I have an odd scenario in my data analysis and I'm not sure what is causing it. I have a large set of tuples $(Y_1, X_i) \dots, (Y_N, X_N)$ where $Y_i$ is a random vector from some arbitrary distribution (might not be normal) and $X_i$ is a vector denoting group membership such that $X_i \in [0,1,2]$. The length of the vectors are 200. I shuffle these vectors independently and observe uniform analytical OLS p-values for $\hat{\beta}$ as expected under the null. Then I run robust standard errors using this same shuffled dataset and observe extreme inflation in p-values. I am using the statsmodels package in Python to compute robust errors as follows
model_ols = sm.OLS(y, sm.add_constant(x)).fit(cov_type='HC3')

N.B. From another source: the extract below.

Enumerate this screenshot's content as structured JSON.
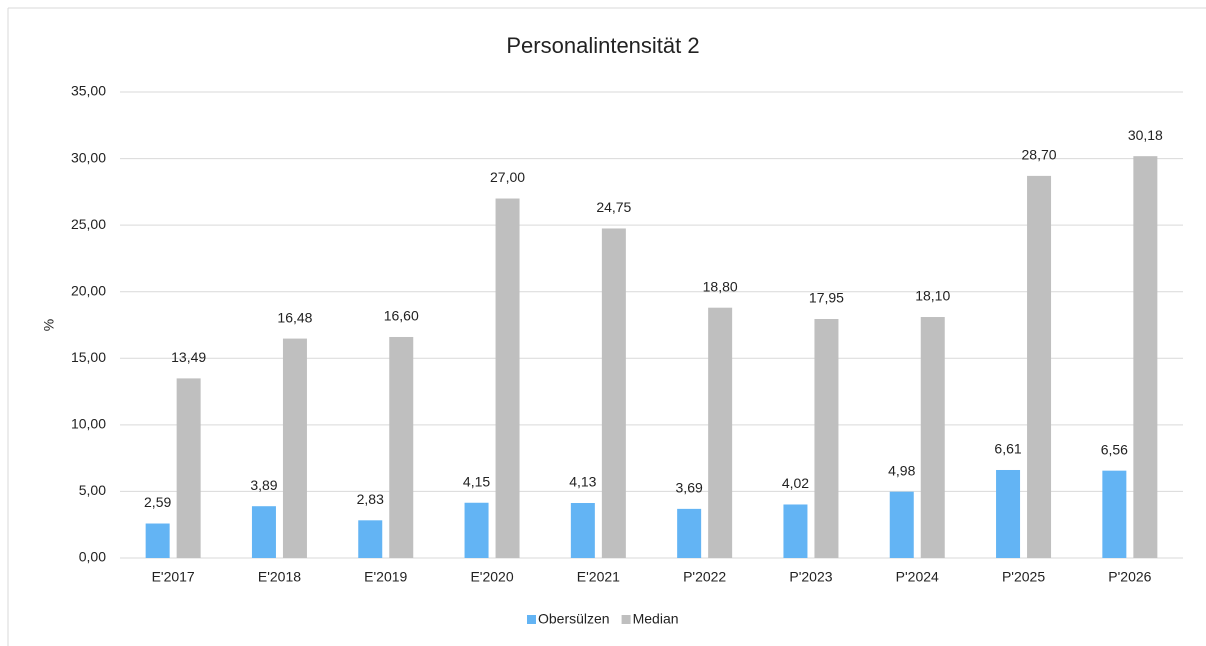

I'm not sure why this would be the case. Here are some observations about my data:
- The distribution of each vector $Y_i$ roughly follows a beta distribution. It can be Gaussian like at a mean of 0.5 and skewed at a mean of 0.9 or 0.1.
- The groups denote in $X_i$ can be heavily imbalanced.
- The variance per group is highly variable (i.e. heteroskedastic).
- The estimates for $\hat{\beta}$ are indeed identical for both runs. I know $\hat{\beta}$ is unbiased so this is expected.
- I've confirmed the standard errors reported by the statsmodels is identical (negligible numerical imprecision difference) to the jackknife standard error.
I suppose to simplify the question in broader terms: when would OLS control type I error under the null but robust errors result in poor type I error control on the same data?